Croatia and AI, what is the status, and is there any progress?
At the end of last year and the beginning of the new one, interesting AI applications such as Midjourney, DallE2, and Chat GPT were commented on, along with predictions about what 2023 will bring in AI development. Global trends are as interesting as they are difficult to predict, but local trends should be somewhat easier to foresee. What can we expect from the development of artificial intelligence in the context of Croatia?
The first thing that stands out is that, according to data collected by the OECD Policy Observatory, there have still been no real advances in defining and implementing a quality strategy and policy for the development of AI in our country. Although this fundamental undertaking has been discussed for several years, it seems that official work began on it in 2020. This is still the only document and information about such a project in Croatia. For comparison, Austria has had a strategy for AI development until 2030, and it was developed in 2019. Ireland published its strategy in 2021 along with a series of accompanying documents, campaigns, working groups, and best practices documents, as did Austria and a number of European countries.
Although overall investments in AI are increasing cumulatively, and the number of research studies in this area is increasing, particularly at the University of Zagreb, which is followed by the University of Rijeka and the University of Split, it is interesting that contributions to public projects have been slowly declining for a few years, from a not very high level.
Apart from initiatives coming from the private sector, such as the Croatian AI Association — CROAI, very little is happening systematically and thoughtfully at the state level. According to their data and the CroAI Landscape report, from 2020 to 2022, the number of startups increased from 70 to 130, and companies involved in some way with AI increased from 250 to 430.

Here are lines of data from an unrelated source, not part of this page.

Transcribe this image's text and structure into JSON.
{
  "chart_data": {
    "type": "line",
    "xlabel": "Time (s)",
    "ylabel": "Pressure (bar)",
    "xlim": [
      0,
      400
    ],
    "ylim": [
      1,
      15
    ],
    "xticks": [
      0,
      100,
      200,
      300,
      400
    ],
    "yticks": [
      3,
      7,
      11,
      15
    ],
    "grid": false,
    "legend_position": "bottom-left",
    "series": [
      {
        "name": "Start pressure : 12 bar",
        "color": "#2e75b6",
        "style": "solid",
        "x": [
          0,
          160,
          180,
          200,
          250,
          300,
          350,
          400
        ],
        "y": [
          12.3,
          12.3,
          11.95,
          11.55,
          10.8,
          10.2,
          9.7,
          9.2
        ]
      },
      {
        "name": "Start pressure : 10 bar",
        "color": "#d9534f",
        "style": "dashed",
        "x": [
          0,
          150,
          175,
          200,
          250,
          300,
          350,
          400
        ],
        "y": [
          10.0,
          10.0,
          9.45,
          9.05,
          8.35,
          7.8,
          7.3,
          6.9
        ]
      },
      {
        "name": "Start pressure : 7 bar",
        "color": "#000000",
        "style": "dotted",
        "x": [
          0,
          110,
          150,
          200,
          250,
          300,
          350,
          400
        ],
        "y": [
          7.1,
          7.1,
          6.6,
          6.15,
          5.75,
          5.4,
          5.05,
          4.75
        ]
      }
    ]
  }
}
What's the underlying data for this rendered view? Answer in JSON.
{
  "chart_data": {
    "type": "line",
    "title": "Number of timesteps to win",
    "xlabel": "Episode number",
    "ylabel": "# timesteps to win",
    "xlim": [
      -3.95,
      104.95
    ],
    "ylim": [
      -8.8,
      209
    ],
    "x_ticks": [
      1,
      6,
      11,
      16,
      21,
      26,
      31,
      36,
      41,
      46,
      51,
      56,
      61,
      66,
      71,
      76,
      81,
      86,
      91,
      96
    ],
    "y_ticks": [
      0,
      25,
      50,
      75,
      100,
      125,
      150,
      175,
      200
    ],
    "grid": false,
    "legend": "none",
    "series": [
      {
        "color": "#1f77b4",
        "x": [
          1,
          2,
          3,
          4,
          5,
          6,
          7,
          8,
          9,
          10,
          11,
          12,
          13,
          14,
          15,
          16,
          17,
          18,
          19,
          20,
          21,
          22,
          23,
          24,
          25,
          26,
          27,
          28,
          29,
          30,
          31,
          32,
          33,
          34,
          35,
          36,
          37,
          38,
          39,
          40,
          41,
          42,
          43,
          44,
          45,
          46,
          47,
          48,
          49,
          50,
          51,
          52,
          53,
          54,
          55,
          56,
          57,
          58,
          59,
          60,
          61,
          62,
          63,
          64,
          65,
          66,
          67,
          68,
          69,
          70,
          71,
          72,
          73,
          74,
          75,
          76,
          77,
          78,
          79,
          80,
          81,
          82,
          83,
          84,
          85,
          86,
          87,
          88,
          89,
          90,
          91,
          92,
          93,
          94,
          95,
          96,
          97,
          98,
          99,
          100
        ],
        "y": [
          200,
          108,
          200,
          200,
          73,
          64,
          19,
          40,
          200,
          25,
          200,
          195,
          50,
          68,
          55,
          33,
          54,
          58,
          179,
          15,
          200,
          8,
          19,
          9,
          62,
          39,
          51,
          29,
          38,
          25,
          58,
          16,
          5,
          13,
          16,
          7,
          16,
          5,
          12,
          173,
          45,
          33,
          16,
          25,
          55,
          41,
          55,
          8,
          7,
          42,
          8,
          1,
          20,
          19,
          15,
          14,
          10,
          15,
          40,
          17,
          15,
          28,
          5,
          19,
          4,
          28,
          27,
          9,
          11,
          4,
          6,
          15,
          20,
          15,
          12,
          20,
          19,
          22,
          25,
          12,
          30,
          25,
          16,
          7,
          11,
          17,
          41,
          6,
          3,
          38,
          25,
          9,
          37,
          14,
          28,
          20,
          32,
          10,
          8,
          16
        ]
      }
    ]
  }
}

While our ecosystem is growing without any involvement from the state, new laws are being prepared at the European level to regulate some aspects of the application of AI in business. Issues of responsibility and supervision of created products are being considered, whether they are solely the responsibility of manufacturers or also those who use them. There is also a move towards banning some types of use, such as the detection of human emotions. The ethical issues that arise are numerous, and unfortunately, we are once again failing to make an active contribution to the processes that define them. Can we hope that some body will be formed at the state level that will proactively deal with questions of development, implementation, and coordination at the international level? I am not too optimistic, nor are there any indications of it at this time.

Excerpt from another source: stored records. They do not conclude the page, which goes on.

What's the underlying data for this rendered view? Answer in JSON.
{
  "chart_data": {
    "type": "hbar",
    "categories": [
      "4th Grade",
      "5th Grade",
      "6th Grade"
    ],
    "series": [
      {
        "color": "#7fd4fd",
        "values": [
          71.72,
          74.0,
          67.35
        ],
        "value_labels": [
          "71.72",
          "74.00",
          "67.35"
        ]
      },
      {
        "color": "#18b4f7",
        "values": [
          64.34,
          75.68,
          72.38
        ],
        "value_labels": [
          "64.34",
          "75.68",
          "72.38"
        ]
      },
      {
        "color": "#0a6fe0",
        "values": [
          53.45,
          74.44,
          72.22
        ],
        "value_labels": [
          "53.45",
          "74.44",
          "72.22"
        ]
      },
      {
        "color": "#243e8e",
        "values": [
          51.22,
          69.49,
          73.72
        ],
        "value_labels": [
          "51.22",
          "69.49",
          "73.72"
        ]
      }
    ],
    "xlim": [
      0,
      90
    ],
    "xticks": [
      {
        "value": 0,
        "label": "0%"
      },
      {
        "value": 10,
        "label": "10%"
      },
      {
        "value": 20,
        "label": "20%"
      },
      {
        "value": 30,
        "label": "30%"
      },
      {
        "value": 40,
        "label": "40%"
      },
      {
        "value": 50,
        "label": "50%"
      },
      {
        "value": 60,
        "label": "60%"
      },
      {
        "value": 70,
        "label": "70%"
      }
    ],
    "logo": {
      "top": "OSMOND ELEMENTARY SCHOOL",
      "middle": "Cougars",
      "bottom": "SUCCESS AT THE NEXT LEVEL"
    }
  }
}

The issue of the future governance of artificial intelligence, at the national as well as international or global level, is becoming an increasingly important question. Artificial intelligence has been at the center of many controversial debates, especially over the last 12 months, often among scientists and policymakers in Europe and beyond, without a clear understanding of what makes it unique. It has been described differently as a “technology of the future”, widely used “general purpose technology”, or a “key technology” or a “collection” of very diverse technologies. Such different concepts and definitions not only lead to academic discussions but also have important implications for stakeholders’ rights. When laws and regulations assign certain rights and obligations to users of artificial intelligence (and others affected by the use of artificial intelligence), those rights depend on what is considered an AI application or system, as we have seen in recent legislative proposals at the EU level.
Ambiguity about the definitional boundaries of artificial intelligence also contributes to very different reactions: some categorically reject artificial intelligence as highly disruptive or see AI as a threat to important traditions such as transparency and accountability in government. Others often admire it uncritically — and indeed AI enables phenomenal advances in, for example, pattern recognition-based predictions, using the wealth of data that characterize the digital age and achieving otherwise unattainable gains in economic efficiency or environmental sustainability, or medical treatment efficiency. Others again may think that adopting AI is simply inevitable, similar to previous technologies that gave early users a competitive advantage in the global economy and world politics, although they could still warn of risks of dangers such as an AI-fueled arms race that I have written about in previous columns. In short, how we define artificial intelligence is also important for normative evaluation. Therefore, before we start attempts to participate in regulation, it would be good to determine our definition, and our value systems, and then build relevant institutions.